Pagine di storia giacciono nel mare di Sicilia. Inghiottite dall'acqua in un tempo remoto. Celate nella penombra e avvolte dal blu della profondità, in un tutt'uno con pesci e piante acquatiche. Raccontano di viaggi, guerre, uomini e merci. Di esistenze ormai passate, interrotte d'improvviso e fotografate nel loro ultimo istante.

Sono centinaia i relitti, silenti ma pieni di vita, che dormono negli abissi. Navi, piroscafi, sottomarini, aerei. Costituiscono un immenso patrimonio in grado di rivelare ciò che avvenne, ma senza parlare. Spesso sono testimonianze importanti della Seconda Guerra Mondiale.

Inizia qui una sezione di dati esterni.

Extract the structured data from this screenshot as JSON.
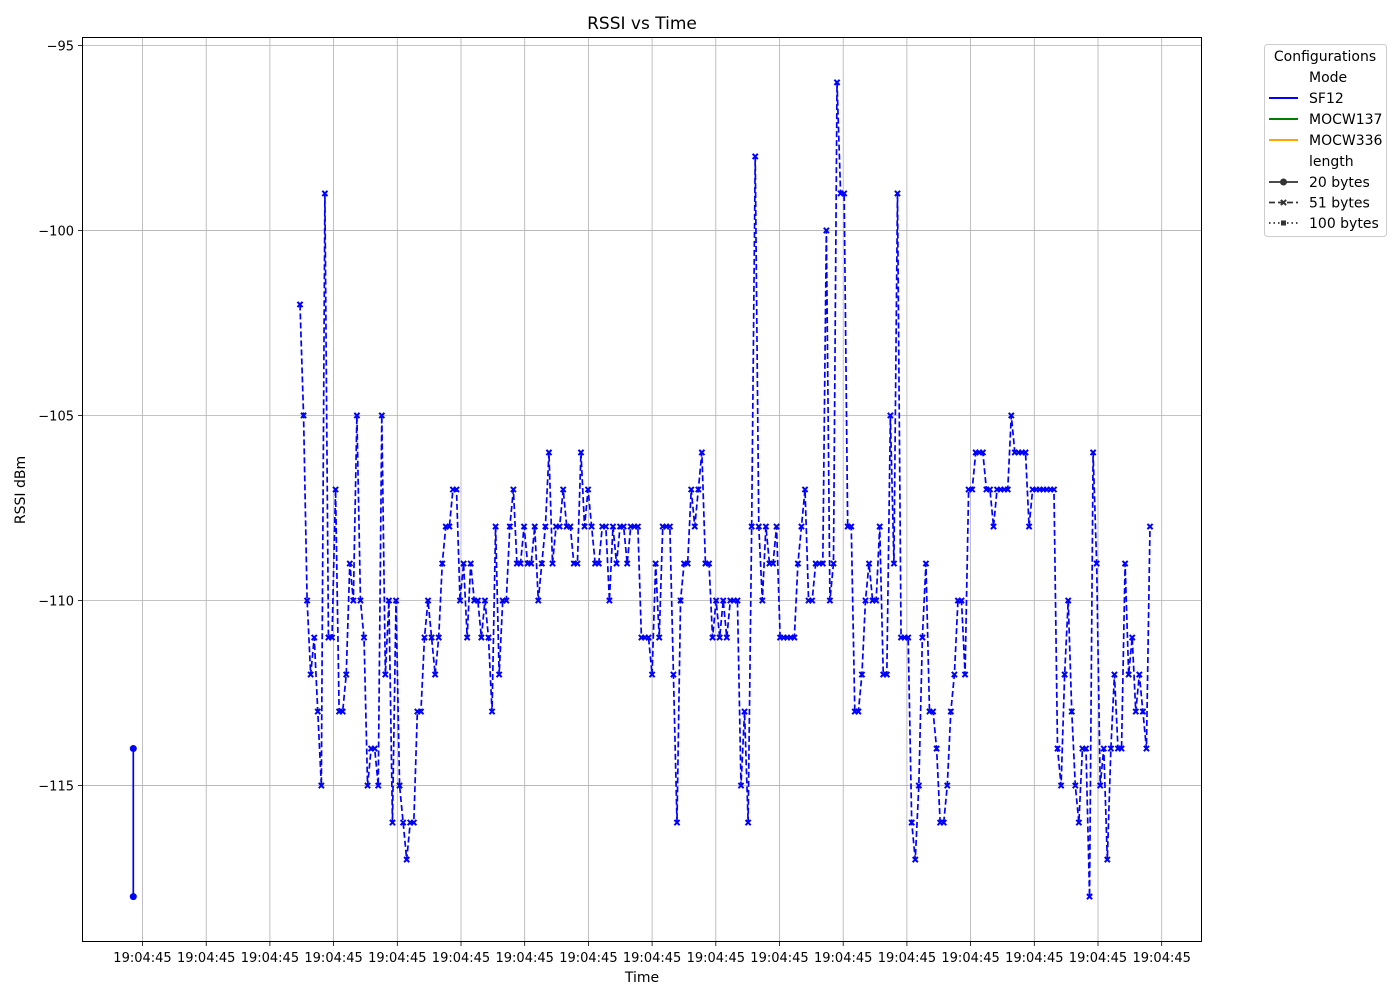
{
  "chart_data": {
    "type": "line",
    "title": "RSSI vs Time",
    "xlabel": "Time",
    "ylabel": "RSSI dBm",
    "ylim": [
      -119.2,
      -94.8
    ],
    "yticks": [
      -95,
      -100,
      -105,
      -110,
      -115
    ],
    "xtick_labels": [
      "19:04:45",
      "19:04:45",
      "19:04:45",
      "19:04:45",
      "19:04:45",
      "19:04:45",
      "19:04:45",
      "19:04:45",
      "19:04:45",
      "19:04:45",
      "19:04:45",
      "19:04:45",
      "19:04:45",
      "19:04:45",
      "19:04:45",
      "19:04:45",
      "19:04:45"
    ],
    "grid": true,
    "legend": {
      "title": "Configurations",
      "placement": "outside top-right",
      "mode_header": "Mode",
      "length_header": "length",
      "modes": [
        {
          "label": "SF12",
          "color": "#0000ff"
        },
        {
          "label": "MOCW137",
          "color": "#008000"
        },
        {
          "label": "MOCW336",
          "color": "#ffa500"
        }
      ],
      "lengths": [
        {
          "label": "20 bytes",
          "style": "solid",
          "marker": "circle"
        },
        {
          "label": "51 bytes",
          "style": "dashed",
          "marker": "x"
        },
        {
          "label": "100 bytes",
          "style": "dotted",
          "marker": "square"
        }
      ]
    },
    "series": [
      {
        "mode": "SF12",
        "length": "20 bytes",
        "color": "#0000ff",
        "style": "solid",
        "marker": "circle",
        "values": [
          -114,
          -118
        ]
      },
      {
        "mode": "SF12",
        "length": "51 bytes",
        "color": "#0000ff",
        "style": "dashed",
        "marker": "x",
        "values": [
          -102,
          -105,
          -110,
          -112,
          -111,
          -113,
          -115,
          -99,
          -111,
          -111,
          -107,
          -113,
          -113,
          -112,
          -109,
          -110,
          -105,
          -110,
          -111,
          -115,
          -114,
          -114,
          -115,
          -105,
          -112,
          -110,
          -116,
          -110,
          -115,
          -116,
          -117,
          -116,
          -116,
          -113,
          -113,
          -111,
          -110,
          -111,
          -112,
          -111,
          -109,
          -108,
          -108,
          -107,
          -107,
          -110,
          -109,
          -111,
          -109,
          -110,
          -110,
          -111,
          -110,
          -111,
          -113,
          -108,
          -112,
          -110,
          -110,
          -108,
          -107,
          -109,
          -109,
          -108,
          -109,
          -109,
          -108,
          -110,
          -109,
          -108,
          -106,
          -109,
          -108,
          -108,
          -107,
          -108,
          -108,
          -109,
          -109,
          -106,
          -108,
          -107,
          -108,
          -109,
          -109,
          -108,
          -108,
          -110,
          -108,
          -109,
          -108,
          -108,
          -109,
          -108,
          -108,
          -108,
          -111,
          -111,
          -111,
          -112,
          -109,
          -111,
          -108,
          -108,
          -108,
          -112,
          -116,
          -110,
          -109,
          -109,
          -107,
          -108,
          -107,
          -106,
          -109,
          -109,
          -111,
          -110,
          -111,
          -110,
          -111,
          -110,
          -110,
          -110,
          -115,
          -113,
          -116,
          -108,
          -98,
          -108,
          -110,
          -108,
          -109,
          -109,
          -108,
          -111,
          -111,
          -111,
          -111,
          -111,
          -109,
          -108,
          -107,
          -110,
          -110,
          -109,
          -109,
          -109,
          -100,
          -110,
          -109,
          -96,
          -99,
          -99,
          -108,
          -108,
          -113,
          -113,
          -112,
          -110,
          -109,
          -110,
          -110,
          -108,
          -112,
          -112,
          -105,
          -109,
          -99,
          -111,
          -111,
          -111,
          -116,
          -117,
          -115,
          -111,
          -109,
          -113,
          -113,
          -114,
          -116,
          -116,
          -115,
          -113,
          -112,
          -110,
          -110,
          -112,
          -107,
          -107,
          -106,
          -106,
          -106,
          -107,
          -107,
          -108,
          -107,
          -107,
          -107,
          -107,
          -105,
          -106,
          -106,
          -106,
          -106,
          -108,
          -107,
          -107,
          -107,
          -107,
          -107,
          -107,
          -107,
          -114,
          -115,
          -112,
          -110,
          -113,
          -115,
          -116,
          -114,
          -114,
          -118,
          -106,
          -109,
          -115,
          -114,
          -117,
          -114,
          -112,
          -114,
          -114,
          -109,
          -112,
          -111,
          -113,
          -112,
          -113,
          -114,
          -108
        ]
      }
    ]
  }
}
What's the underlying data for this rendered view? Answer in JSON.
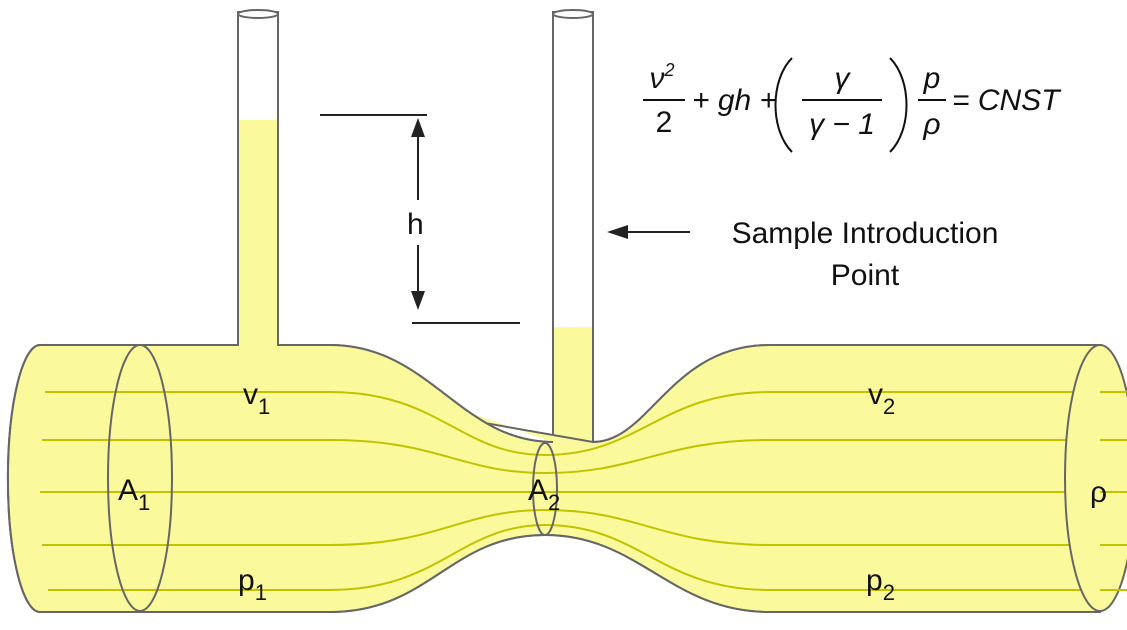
{
  "labels": {
    "v1": {
      "base": "v",
      "sub": "1"
    },
    "v2": {
      "base": "v",
      "sub": "2"
    },
    "A1": {
      "base": "A",
      "sub": "1"
    },
    "A2": {
      "base": "A",
      "sub": "2"
    },
    "p1": {
      "base": "p",
      "sub": "1"
    },
    "p2": {
      "base": "p",
      "sub": "2"
    },
    "rho": "ρ",
    "h": "h",
    "sample": [
      "Sample Introduction",
      "Point"
    ]
  },
  "equation": {
    "num1": "ν",
    "num1_sup": "2",
    "den1": "2",
    "plus_gh": "+ gh +",
    "num2": "γ",
    "den2": "γ − 1",
    "num3": "p",
    "den3": "ρ",
    "rhs": "= CNST"
  }
}
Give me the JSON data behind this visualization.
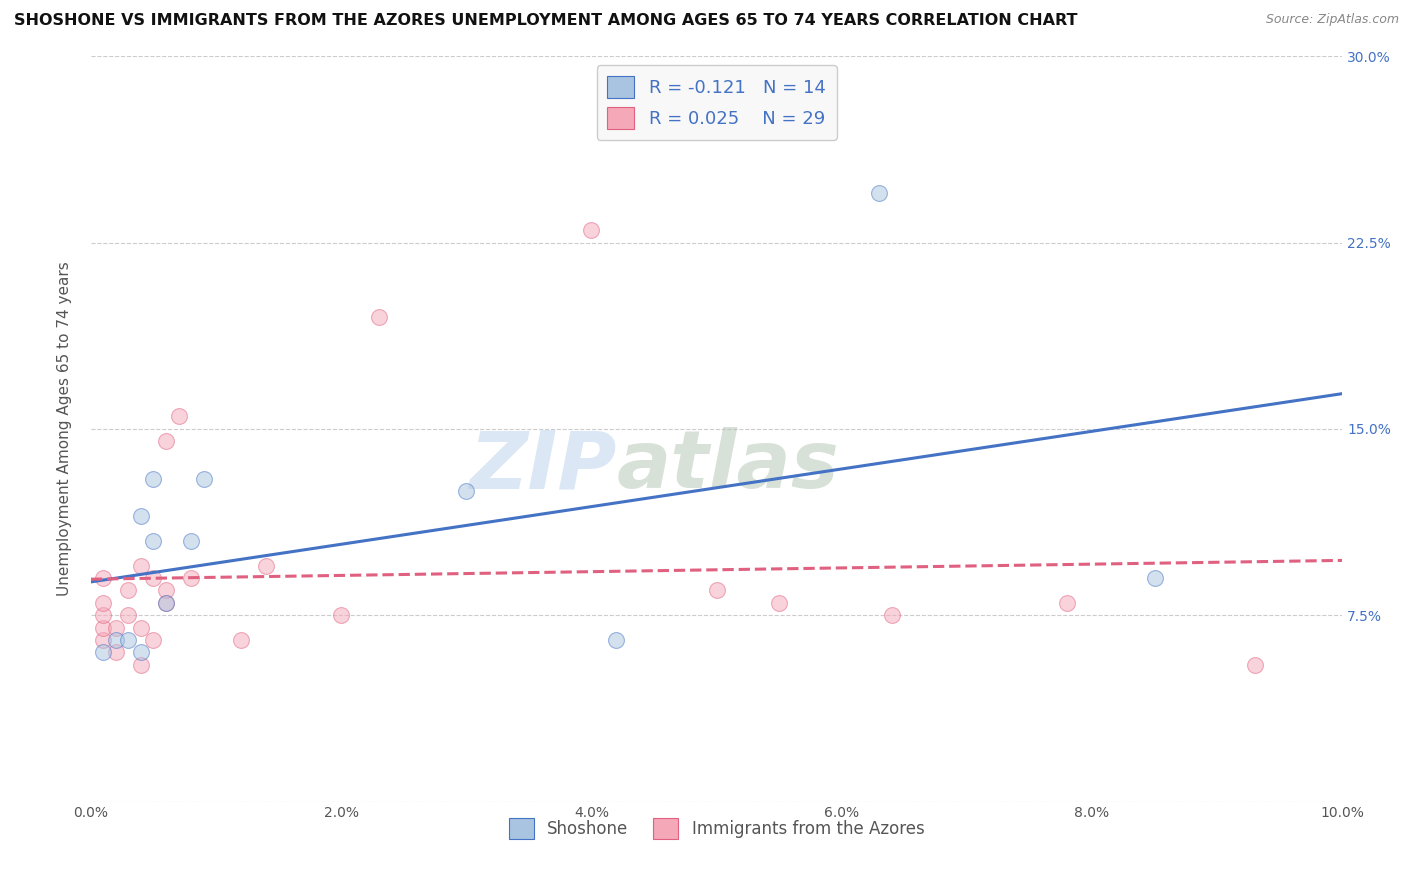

Fra questi, c’è una motonave italiana che ha un nome quasi poetico: Valfiorita. Si trova ancora di fronte a Mortelle, in provincia di Messina, a circa 55-70 metri di profondità. Dalla notte dell'8 luglio del 1943 è immobile. Spezzata in due tronconi e ancora in assetto di navigazione, la sua storia e il suo carico sono sospesi da quel giorno e si mostrano soltanto ai coraggiosi che scendono fin lì per ammirarla in tutta la sua imponenza.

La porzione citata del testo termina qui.